If a decision is made to use medications to promote recovery from TBI or to treat concomitant disabilities, physicians should carefully document the goals of drug therapy and closely monitor side effects. Future studies will undoubtedly add to the doctor's arsenal for the care of patients with TBI. Dr. Talsky is a psychiatric resident at the University of Toronto.
Mrs. Pacione is a senior medical student at the University of Toronto. Shaw is a family medicine resident at St. Wasserman is a psychiatric resident at the University of Toronto.
Mr. Lenny is a senior medical student at the University of Toronto. Verma is a senior medical student at the University of Toronto. Hurwitz is a Bachelor of Science student at the University of Western Ontario in London.

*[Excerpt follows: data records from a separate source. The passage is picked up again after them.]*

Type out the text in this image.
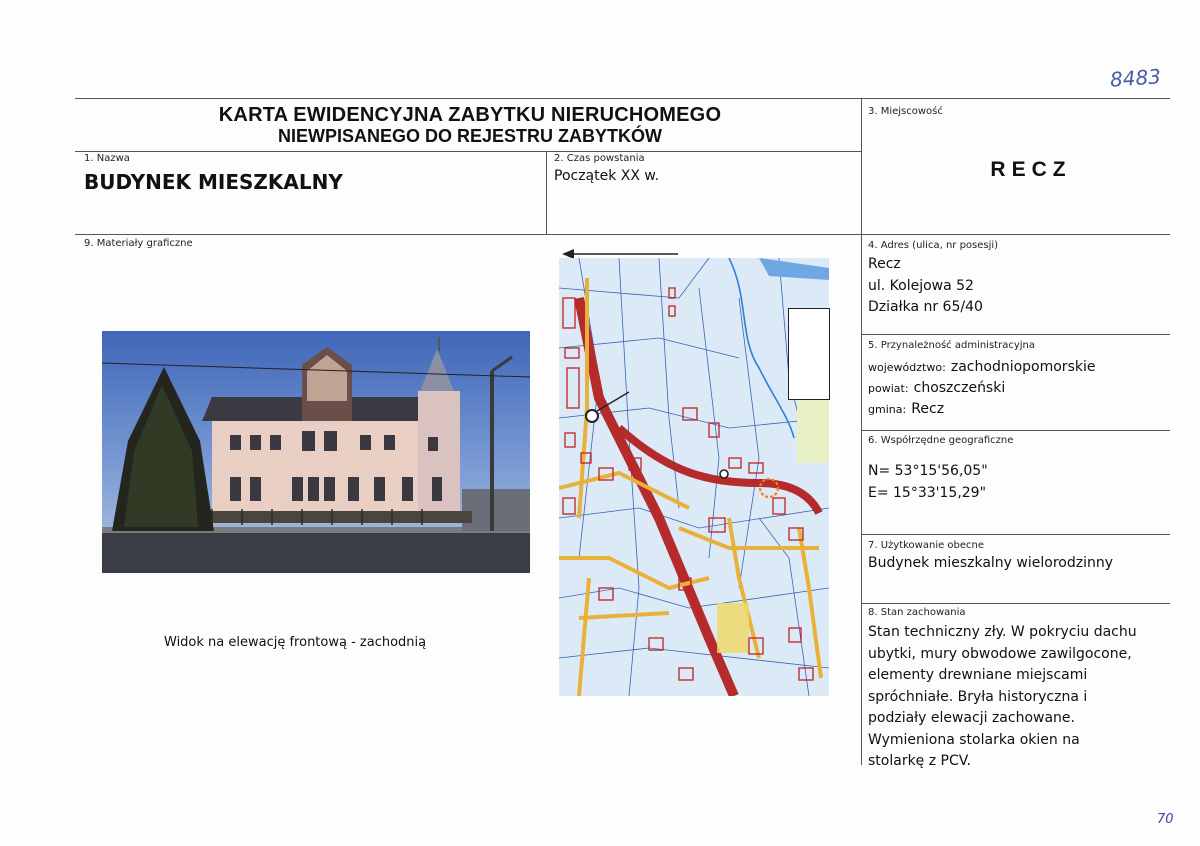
8483
70
KARTA EWIDENCYJNA ZABYTKU NIERUCHOMEGO
NIEWPISANEGO DO REJESTRU ZABYTKÓW
1. Nazwa
BUDYNEK MIESZKALNY
2. Czas powstania
Początek XX w.
3. Miejscowość
RECZ
4. Adres (ulica, nr posesji)
Recz
ul. Kolejowa 52
Działka nr 65/40
5. Przynależność administracyjna
województwo: zachodniopomorskie
powiat: choszczeński
gmina: Recz
6. Współrzędne geograficzne
N= 53°15'56,05"
E= 15°33'15,29"
7. Użytkowanie obecne
Budynek mieszkalny wielorodzinny
8. Stan zachowania
Stan techniczny zły. W pokryciu dachu
ubytki, mury obwodowe zawilgocone,
elementy drewniane miejscami
spróchniałe. Bryła historyczna i
podziały elewacji zachowane.
Wymieniona stolarka okien na
stolarkę z PCV.
9. Materiały graficzne
Widok na elewację frontową - zachodnią
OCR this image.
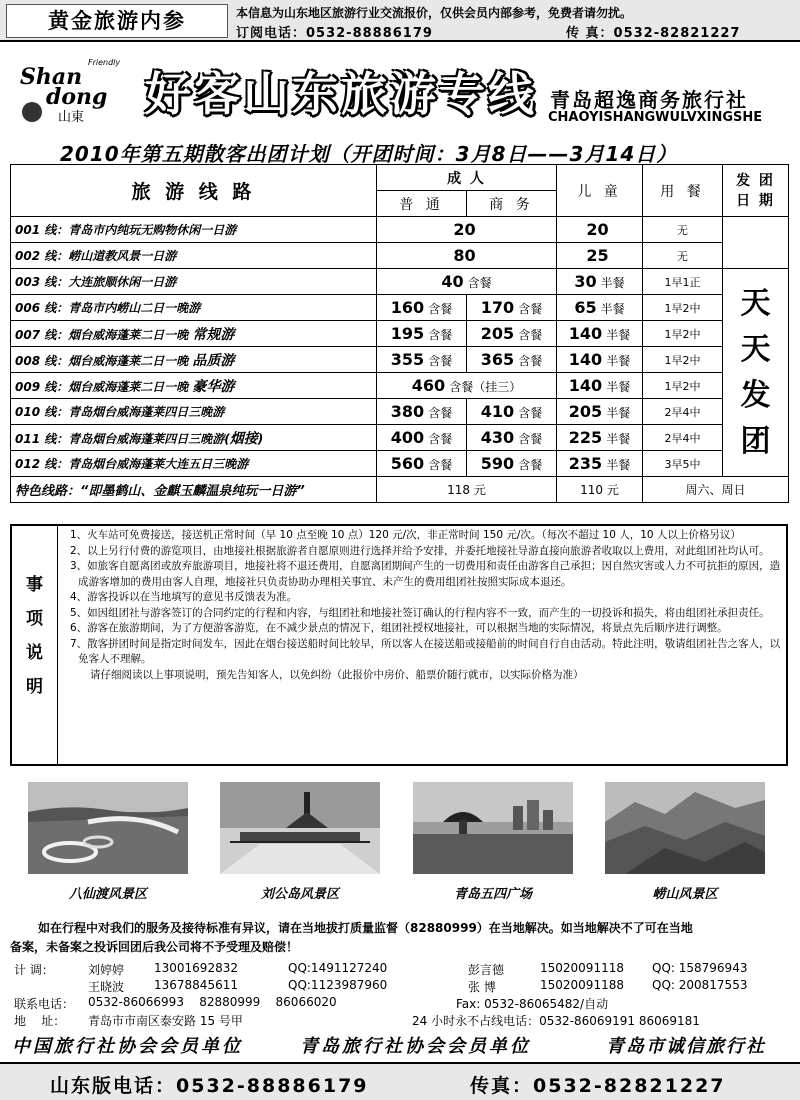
黄金旅游内参	本信息为山东地区旅游行业交流报价，仅供会员内部参考，免费者请勿扰。
订阅电话：0532-88886179	传 真：0532-82821227
Friendly
Shan
dong
山東 好客山东旅游专线 青岛超逸商务旅行社
CHAOYISHANGWULVXINGSHE
2010年第五期散客出团计划（开团时间：3月8日——3月14日）
旅 游 线 路	成 人		儿 童	用 餐	发 团 日 期
	普 通	商 务			
001 线：青岛市内纯玩无购物休闲一日游	20		20	无	
002 线：崂山道教风景一日游	80		25	无	
003 线：大连旅顺休闲一日游	40 含餐		30 半餐	1早1正	天天发团

006 线：青岛市内崂山二日一晚游	160 含餐	170 含餐	65 半餐	1早2中	
007 线：烟台威海蓬莱二日一晚 常规游	195 含餐	205 含餐	140 半餐	1早2中	
008 线：烟台威海蓬莱二日一晚 品质游	355 含餐	365 含餐	140 半餐	1早2中	
009 线：烟台威海蓬莱二日一晚 豪华游	460 含餐（挂三）		140 半餐	1早2中	
010 线：青岛烟台威海蓬莱四日三晚游	380 含餐	410 含餐	205 半餐	2早4中	
011 线：青岛烟台威海蓬莱四日三晚游(烟接)	400 含餐	430 含餐	225 半餐	2早4中	
012 线：青岛烟台威海蓬莱大连五日三晚游	560 含餐	590 含餐	235 半餐	3早5中	
特色线路：“即墨鹤山、金麒玉麟温泉纯玩一日游”	118 元		110 元	周六、周日	
事
项
说
明
1、火车站可免费接送，接送机正常时间（早 10 点至晚 10 点）120 元/次，非正常时间 150 元/次。（每次不超过 10 人，10 人以上价格另议）
2、以上另行付费的游览项目，由地接社根据旅游者自愿原则进行选择并给予安排，并委托地接社导游直接向旅游者收取以上费用，对此组团社均认可。
3、如旅客自愿离团或放弃旅游项目，地接社将不退还费用，自愿离团期间产生的一切费用和责任由游客自己承担；因自然灾害或人力不可抗拒的原因，造成游客增加的费用由客人自理，地接社只负责协助办理相关事宜、未产生的费用组团社按照实际成本退还。
4、游客投诉以在当地填写的意见书反馈表为准。
5、如因组团社与游客签订的合同约定的行程和内容，与组团社和地接社签订确认的行程内容不一致，而产生的一切投诉和损失，将由组团社承担责任。
6、游客在旅游期间，为了方便游客游览，在不减少景点的情况下，组团社授权地接社，可以根据当地的实际情况，将景点先后顺序进行调整。
7、散客拼团时间是指定时间发车，因此在烟台接送船时间比较早，所以客人在接送船或接船前的时间自行自由活动。特此注明，敬请组团社告之客人，以免客人不理解。
请仔细阅读以上事项说明，预先告知客人，以免纠纷（此报价中房价、船票价随行就市，以实际价格为准）
八仙渡风景区	刘公岛风景区	青岛五四广场	崂山风景区
如在行程中对我们的服务及接待标准有异议，请在当地拔打质量监督（82880999）在当地解决。如当地解决不了可在当地
备案，未备案之投诉回团后我公司将不予受理及赔偿！
计 调：	刘婷婷 13001692832	QQ:1491127240	彭言德	15020091118 QQ: 158796943
王晓波 13678845611	QQ:1123987960	张 博	15020091188 QQ: 200817553
联系电话： 0532-86066993    82880999    86066020	Fax: 0532-86065482/自动
地    址： 青岛市市南区泰安路 15 号甲	24 小时永不占线电话：0532-86069191 86069181
中国旅行社协会会员单位	青岛旅行社协会会员单位	青岛市诚信旅行社
山东版电话：0532-88886179	传真：0532-82821227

Waxman is a psychiatric resident at the University of Toronto. Morgan is a psychiatric resident at the University of Toronto. Bhalerao is a staff psychiatrist at St. An alternative version of the ICMJE style is to additionally include the month with an edition number, but since most journals use continuous pagination, the shortest form provides enough information to locate the reference.
The NLM now lists all authors. The BC Medical Journal is a general medical journal published by Doctors of BC. Provides continuing medical education with a focus on evidence-based medicine. The Center for Neurology, Learning and Behavior provides multidisciplinary, clinical and forensic assessment, case management, trial consultations and treatment services for children and adults with brain injury and dysfunction, attention deficit hyperactivity disorder, language disorders, learning disabilities, developmental delay, emotional disorders and adjustment problems.